Für Theaterpädagogen ist die Beantwortung dieser Frage ein spannender und herausfordernder Teil des Jahres. Lange bevor die Auditions angekündigt oder die Proben beginnen, verbringen Regisseure Monate damit, den richtigen Titel zu suchen, und wägen dabei alles ab, von den Stärken ihrer Schüler und den Bildungsangeboten bis hin zu den technischen Anforderungen und der Anziehungskraft auf die Gemeinschaft. Manchmal ist es ein geliebter Klassiker. An anderen Tagen ist es eine unerwartete Entdeckung, die einfach richtig erscheint.

BroadwayWorld sprach mit Pädagogen von sieben Schulen, die kürzlich Musicals über Music Theatre International (MTI) lizenzierten, und erkundete, wie sie die Produktionen für dieses Jahr auswählten. Während jedes Programm seine eigenen Prioritäten hatte, wurde schnell klar: Die Wahl eines Musicals geht weit über die bloße Auswahl eines Favoriten hinaus.

Es beginnt mit den Schülern

Für viele Regisseure sind die Schüler selbst der entscheidende Faktor.

An der Rider University wählte Regisseurin Linda Lorence-Critelli 9 to 5, weil es perfekt zu den Darstellern in ihrem Programm passte. „Das Stück hat großartige Rollen für führende Frauen und Rollen, die viel Tiefe haben und die Möglichkeit bieten, komödiantische Fähigkeiten zu zeigen“, erklärte sie. „Wir hatten Abiturienten, die perfekt in diese Rollen passten.“ Sie schätzte auch, dass die Themen des Musicals bis heute relevant bleiben, da sie den Schülern die Möglichkeit geben, dessen historischen Kontext durch Dramaturgie zu erkunden, während sie eine Produktion schaffen, die beim Publikum gut ankam.

Auf der anderen Seite des Atlantiks hatte die Farlingaye High School in Suffolk, England, eine andere Priorität.
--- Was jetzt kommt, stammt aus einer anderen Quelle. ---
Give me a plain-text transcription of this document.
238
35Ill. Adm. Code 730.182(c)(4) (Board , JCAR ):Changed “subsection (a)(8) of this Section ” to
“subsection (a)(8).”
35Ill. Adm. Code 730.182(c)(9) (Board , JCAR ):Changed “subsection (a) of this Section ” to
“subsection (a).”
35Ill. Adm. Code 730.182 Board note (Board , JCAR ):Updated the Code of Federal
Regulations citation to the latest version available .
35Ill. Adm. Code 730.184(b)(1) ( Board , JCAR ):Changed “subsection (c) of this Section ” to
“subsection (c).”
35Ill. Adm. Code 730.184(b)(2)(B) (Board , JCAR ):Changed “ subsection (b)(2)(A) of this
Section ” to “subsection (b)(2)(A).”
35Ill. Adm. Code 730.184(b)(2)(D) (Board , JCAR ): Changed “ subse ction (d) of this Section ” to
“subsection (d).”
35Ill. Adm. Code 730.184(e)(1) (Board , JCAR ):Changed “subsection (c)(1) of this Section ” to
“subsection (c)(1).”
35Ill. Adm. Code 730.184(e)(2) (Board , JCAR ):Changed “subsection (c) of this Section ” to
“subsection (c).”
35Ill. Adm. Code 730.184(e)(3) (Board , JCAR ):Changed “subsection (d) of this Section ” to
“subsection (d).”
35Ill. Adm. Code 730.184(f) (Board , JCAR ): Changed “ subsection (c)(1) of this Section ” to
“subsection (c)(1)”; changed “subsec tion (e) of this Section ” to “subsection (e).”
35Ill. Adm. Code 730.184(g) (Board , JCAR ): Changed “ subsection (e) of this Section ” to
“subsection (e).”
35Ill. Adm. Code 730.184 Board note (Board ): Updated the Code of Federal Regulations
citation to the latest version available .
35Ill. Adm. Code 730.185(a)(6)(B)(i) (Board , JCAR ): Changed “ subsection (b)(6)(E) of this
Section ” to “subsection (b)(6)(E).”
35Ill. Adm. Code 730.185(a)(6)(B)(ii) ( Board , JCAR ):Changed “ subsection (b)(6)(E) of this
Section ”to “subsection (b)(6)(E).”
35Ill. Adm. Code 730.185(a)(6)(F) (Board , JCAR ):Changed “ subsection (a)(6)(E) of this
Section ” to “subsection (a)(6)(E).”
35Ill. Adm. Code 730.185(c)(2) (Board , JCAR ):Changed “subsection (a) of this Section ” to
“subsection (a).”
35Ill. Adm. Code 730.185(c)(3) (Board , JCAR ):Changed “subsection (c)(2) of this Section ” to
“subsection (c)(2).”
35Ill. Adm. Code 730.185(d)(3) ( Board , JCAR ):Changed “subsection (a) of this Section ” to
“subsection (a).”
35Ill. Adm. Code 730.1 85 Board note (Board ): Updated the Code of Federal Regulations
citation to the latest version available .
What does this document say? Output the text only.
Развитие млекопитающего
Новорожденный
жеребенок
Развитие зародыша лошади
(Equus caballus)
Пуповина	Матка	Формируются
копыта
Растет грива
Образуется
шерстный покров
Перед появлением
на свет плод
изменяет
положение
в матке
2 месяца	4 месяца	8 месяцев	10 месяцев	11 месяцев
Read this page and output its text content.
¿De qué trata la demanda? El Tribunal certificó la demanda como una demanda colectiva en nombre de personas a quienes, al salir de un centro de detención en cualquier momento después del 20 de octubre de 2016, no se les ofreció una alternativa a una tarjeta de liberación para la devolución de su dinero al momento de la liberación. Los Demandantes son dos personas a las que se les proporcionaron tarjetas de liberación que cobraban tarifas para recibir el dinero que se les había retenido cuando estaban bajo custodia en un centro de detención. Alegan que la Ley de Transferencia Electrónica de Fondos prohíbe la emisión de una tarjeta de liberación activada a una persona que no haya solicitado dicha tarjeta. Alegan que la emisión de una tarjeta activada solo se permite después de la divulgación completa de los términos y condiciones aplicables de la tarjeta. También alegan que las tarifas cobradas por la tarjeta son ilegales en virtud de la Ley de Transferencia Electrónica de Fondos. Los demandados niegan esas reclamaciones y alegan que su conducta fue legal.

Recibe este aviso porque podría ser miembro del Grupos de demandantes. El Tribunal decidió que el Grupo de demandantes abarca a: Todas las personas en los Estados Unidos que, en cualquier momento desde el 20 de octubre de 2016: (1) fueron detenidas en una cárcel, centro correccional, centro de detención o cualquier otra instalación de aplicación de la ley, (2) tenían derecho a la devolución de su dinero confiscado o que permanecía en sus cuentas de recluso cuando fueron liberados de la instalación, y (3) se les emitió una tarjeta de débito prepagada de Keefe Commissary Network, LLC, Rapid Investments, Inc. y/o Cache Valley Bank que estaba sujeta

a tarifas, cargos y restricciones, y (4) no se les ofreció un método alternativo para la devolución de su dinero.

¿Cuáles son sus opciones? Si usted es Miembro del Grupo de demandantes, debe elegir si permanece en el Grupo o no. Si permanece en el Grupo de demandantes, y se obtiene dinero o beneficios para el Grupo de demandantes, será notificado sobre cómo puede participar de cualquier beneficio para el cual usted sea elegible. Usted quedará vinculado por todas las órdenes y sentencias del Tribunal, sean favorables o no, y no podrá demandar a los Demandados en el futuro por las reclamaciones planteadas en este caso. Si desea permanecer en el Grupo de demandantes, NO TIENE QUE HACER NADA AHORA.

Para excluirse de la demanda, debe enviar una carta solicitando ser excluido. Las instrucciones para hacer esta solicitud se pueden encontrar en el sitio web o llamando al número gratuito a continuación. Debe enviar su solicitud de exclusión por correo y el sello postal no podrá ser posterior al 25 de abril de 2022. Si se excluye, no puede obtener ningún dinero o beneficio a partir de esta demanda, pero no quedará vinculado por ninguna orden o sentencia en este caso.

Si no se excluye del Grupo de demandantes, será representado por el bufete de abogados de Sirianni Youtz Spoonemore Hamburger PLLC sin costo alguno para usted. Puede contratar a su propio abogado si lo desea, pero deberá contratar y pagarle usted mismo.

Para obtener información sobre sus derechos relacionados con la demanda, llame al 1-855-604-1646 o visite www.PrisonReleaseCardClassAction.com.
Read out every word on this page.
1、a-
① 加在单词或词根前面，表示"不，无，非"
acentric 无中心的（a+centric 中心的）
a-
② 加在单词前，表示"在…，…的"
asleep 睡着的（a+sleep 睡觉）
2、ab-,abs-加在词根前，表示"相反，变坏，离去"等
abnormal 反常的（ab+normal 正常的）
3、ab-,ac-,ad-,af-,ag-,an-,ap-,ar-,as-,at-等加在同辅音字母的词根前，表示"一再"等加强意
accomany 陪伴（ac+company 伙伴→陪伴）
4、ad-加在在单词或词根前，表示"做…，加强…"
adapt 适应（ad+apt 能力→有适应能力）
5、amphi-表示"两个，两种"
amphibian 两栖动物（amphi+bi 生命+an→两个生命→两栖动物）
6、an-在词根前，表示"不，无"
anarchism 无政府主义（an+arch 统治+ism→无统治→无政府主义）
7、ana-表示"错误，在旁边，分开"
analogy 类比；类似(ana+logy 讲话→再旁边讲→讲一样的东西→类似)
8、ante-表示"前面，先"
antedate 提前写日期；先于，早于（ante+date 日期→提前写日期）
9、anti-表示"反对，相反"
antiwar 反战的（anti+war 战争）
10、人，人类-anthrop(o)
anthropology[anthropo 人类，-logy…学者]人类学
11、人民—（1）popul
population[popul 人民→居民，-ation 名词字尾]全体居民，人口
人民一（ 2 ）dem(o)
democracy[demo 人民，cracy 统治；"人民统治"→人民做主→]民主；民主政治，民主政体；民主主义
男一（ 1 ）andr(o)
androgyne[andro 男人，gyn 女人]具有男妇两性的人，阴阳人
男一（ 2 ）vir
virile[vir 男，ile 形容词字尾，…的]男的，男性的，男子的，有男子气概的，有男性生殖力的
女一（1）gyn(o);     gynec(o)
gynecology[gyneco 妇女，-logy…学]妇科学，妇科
Nach zuvor produzierten Shows mit Besetzungen von fast 100 Schülern wollte die Schule einen weiteren Titel, der ein großes Ensemble während der gesamten Produktion aktiv einbeziehen würde. Chitty Chitty Bang Bang erwies sich als die perfekte Wahl, und bot den Schülern sinnvolle Möglichkeiten, als alles von Toot Sweets-Fabrikarbeitern bis hin zu vulgären Dorfbewohnern zu glänzen.

An der Weiss High School in Texas wusste Regisseurin Alexis Hargy, dass sie ein Stück wollte, das auf der Stärke ihres Ensembles basierte. Als sie im Sommer beim Hören potenzieller Musicals über Alice By Heart stolperte, verband sie sich sofort mit der Partitur und den Erzählmöglichkeiten. „Die Musik bringt dich zum Lachen, Weinen, Lieben und Sehnen“, sagte sie. „Als Regisseurin war diese Geschichte eine goldene Gelegenheit für Geschichtenerzählen und genutzt die Stärke eines guten Ensembles.“

Manchmal ist das perfekte Stück das, das niemand kennt

Interessanterweise fanden mehrere Schulen Erfolg, indem sie Titel auswählten, die ihren Schülern nicht sofort vertraut waren.

Als die Notre Dame High School in Tennessee Band Geeks als ihr Frühlingsmusical ankündigte, waren viele Schüler unsicher, was sie erwarten sollten. Da das Musical noch nie im Raum Chattanooga aufgeführt worden war, wurde die Ankündigung mit Skepsis aufgenommen. Das änderte sich jedoch schnell, als die Proben begannen.

„Sobald sie die Musik hörten und sich mit der Geschichte verbanden, verliebten sie sich schnell in sie“, sagte Regisseur Pearson Smith. Während des Probenprozesses umarmten die Schüler die Botschaft des Stücks, „deinen inneren Nerd zu umarmen“, während sie Selbstbewusstsein gewannen und eine enge Gemeinschaft aufbauten.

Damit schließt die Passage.